North Carolina's Airmen share the sentiments of Air National Guard director Lt. Gen. Harry W. Wyatt, III, that the Guard's first priorities are the safety of its aircrews and the American public.
"NCANG continues to grieve with the families of its fallen Airmen and continues to help them and all of its members deal with the loss," a release on Wednesday afternoon stated.
The aircraft was assigned to and flown by members of the 145th Airlift Wing, Air National Guard, out of Charlotte, N.C. and was flying out of Peterson Air Force Base, Colo., at the time of the incident.
The unit retired the aircraft's U.S. Air Force tail number and the MAFFS 7 designator during a memorial ceremony held July 10 on base.

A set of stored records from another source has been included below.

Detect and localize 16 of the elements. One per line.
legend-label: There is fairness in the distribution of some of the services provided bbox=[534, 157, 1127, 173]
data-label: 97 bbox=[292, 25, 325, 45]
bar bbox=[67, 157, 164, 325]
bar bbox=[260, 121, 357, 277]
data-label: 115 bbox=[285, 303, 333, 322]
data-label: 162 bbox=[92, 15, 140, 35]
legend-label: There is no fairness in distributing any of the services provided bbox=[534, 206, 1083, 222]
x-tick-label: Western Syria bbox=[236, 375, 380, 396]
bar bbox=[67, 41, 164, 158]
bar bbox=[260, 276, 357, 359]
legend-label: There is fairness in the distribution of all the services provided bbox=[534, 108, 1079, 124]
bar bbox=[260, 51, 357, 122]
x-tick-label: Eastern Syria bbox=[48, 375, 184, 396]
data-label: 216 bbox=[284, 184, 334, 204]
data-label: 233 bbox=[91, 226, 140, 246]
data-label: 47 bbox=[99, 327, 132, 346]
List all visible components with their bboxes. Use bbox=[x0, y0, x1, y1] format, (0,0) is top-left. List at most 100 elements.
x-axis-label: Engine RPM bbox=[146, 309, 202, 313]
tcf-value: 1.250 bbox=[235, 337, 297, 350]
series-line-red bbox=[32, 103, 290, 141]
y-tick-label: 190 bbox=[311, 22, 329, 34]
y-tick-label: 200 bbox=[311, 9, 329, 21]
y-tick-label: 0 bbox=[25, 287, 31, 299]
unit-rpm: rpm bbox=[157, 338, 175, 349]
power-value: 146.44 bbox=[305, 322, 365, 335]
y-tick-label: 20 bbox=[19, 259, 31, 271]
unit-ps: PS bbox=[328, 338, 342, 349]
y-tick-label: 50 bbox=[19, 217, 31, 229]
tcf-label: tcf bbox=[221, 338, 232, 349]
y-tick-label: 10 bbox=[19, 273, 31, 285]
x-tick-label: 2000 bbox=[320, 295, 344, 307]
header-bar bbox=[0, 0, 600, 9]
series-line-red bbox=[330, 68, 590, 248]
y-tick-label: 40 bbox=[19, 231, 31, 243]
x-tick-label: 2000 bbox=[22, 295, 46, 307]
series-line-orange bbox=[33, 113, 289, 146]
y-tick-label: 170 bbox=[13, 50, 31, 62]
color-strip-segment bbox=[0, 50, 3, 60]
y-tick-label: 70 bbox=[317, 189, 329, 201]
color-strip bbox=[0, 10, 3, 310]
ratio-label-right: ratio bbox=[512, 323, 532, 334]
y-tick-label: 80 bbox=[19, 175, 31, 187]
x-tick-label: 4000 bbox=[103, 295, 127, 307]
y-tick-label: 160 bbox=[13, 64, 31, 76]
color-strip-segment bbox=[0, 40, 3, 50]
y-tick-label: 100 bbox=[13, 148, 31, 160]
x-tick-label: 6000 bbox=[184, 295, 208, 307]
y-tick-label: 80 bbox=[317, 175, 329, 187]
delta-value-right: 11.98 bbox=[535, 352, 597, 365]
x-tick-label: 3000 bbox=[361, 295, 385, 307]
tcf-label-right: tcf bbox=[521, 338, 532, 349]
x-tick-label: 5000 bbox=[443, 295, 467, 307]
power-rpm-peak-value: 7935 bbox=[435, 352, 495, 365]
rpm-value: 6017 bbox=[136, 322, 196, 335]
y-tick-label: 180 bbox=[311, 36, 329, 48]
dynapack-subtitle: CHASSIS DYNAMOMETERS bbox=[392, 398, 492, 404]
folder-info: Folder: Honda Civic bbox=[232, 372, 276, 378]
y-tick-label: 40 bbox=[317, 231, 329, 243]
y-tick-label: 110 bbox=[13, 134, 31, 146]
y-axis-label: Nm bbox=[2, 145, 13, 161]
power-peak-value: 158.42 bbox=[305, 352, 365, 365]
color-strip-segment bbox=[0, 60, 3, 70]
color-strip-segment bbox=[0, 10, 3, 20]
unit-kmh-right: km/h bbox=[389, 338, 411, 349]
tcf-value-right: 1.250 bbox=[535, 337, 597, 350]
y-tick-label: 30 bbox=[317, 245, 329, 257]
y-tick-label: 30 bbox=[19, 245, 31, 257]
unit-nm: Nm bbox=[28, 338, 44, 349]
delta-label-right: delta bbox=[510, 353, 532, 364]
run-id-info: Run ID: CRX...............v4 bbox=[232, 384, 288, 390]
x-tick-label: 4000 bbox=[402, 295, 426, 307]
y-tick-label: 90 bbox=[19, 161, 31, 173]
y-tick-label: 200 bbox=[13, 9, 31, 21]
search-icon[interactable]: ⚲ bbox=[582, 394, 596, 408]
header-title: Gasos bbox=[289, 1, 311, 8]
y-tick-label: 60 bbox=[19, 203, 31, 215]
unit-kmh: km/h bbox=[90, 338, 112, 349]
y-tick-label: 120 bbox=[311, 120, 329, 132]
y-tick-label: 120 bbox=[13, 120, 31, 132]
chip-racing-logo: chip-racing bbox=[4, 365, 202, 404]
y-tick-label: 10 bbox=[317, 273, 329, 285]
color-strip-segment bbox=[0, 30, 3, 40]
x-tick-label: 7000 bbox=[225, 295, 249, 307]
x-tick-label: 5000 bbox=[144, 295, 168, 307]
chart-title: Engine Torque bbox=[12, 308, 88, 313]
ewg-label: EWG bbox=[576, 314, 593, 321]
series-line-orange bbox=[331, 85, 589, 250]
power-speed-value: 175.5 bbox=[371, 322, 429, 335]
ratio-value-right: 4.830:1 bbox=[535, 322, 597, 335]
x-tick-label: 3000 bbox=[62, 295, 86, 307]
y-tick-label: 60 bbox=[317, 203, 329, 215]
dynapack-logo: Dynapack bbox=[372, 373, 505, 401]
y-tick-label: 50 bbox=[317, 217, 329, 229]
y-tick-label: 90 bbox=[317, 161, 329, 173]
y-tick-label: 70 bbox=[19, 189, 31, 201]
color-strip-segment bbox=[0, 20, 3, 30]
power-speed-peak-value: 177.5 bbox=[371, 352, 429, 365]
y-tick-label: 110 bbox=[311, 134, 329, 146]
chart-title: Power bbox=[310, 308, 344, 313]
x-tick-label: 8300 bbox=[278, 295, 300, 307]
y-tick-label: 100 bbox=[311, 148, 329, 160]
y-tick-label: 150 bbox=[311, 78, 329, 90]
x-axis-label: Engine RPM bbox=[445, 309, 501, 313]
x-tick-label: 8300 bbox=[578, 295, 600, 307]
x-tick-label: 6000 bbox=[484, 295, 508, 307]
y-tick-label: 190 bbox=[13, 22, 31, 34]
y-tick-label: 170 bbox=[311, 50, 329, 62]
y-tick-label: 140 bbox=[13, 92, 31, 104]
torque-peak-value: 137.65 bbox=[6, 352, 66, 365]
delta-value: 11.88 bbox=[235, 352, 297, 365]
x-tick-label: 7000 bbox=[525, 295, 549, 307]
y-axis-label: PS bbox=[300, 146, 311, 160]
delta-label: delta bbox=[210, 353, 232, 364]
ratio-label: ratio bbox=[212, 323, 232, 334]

The deadly crash was the first in the 40-year history of the MAFFS program, a joint Defense Department and U.S. Forest Service program that provides additional aerial firefighting resources when commercial and private air tankers are no longer able to meet the Forest Service's needs.
MAFFS is a self-contained aerial firefighting system owned by the Forest Service that can discharge 3,000 gallons of water or fire retardant in less than five seconds, covering an area a quarter of a mile long by 100 feet wide.
Sky 3 pilot and Naval veteran Thomas Hopkins says weather is always the big question mark on every mission.
"You try to plan for it as much as you can," Hopkins said. "But you just never know what the conditions will change to when your airborne, especially in high pressure, low visibility situations."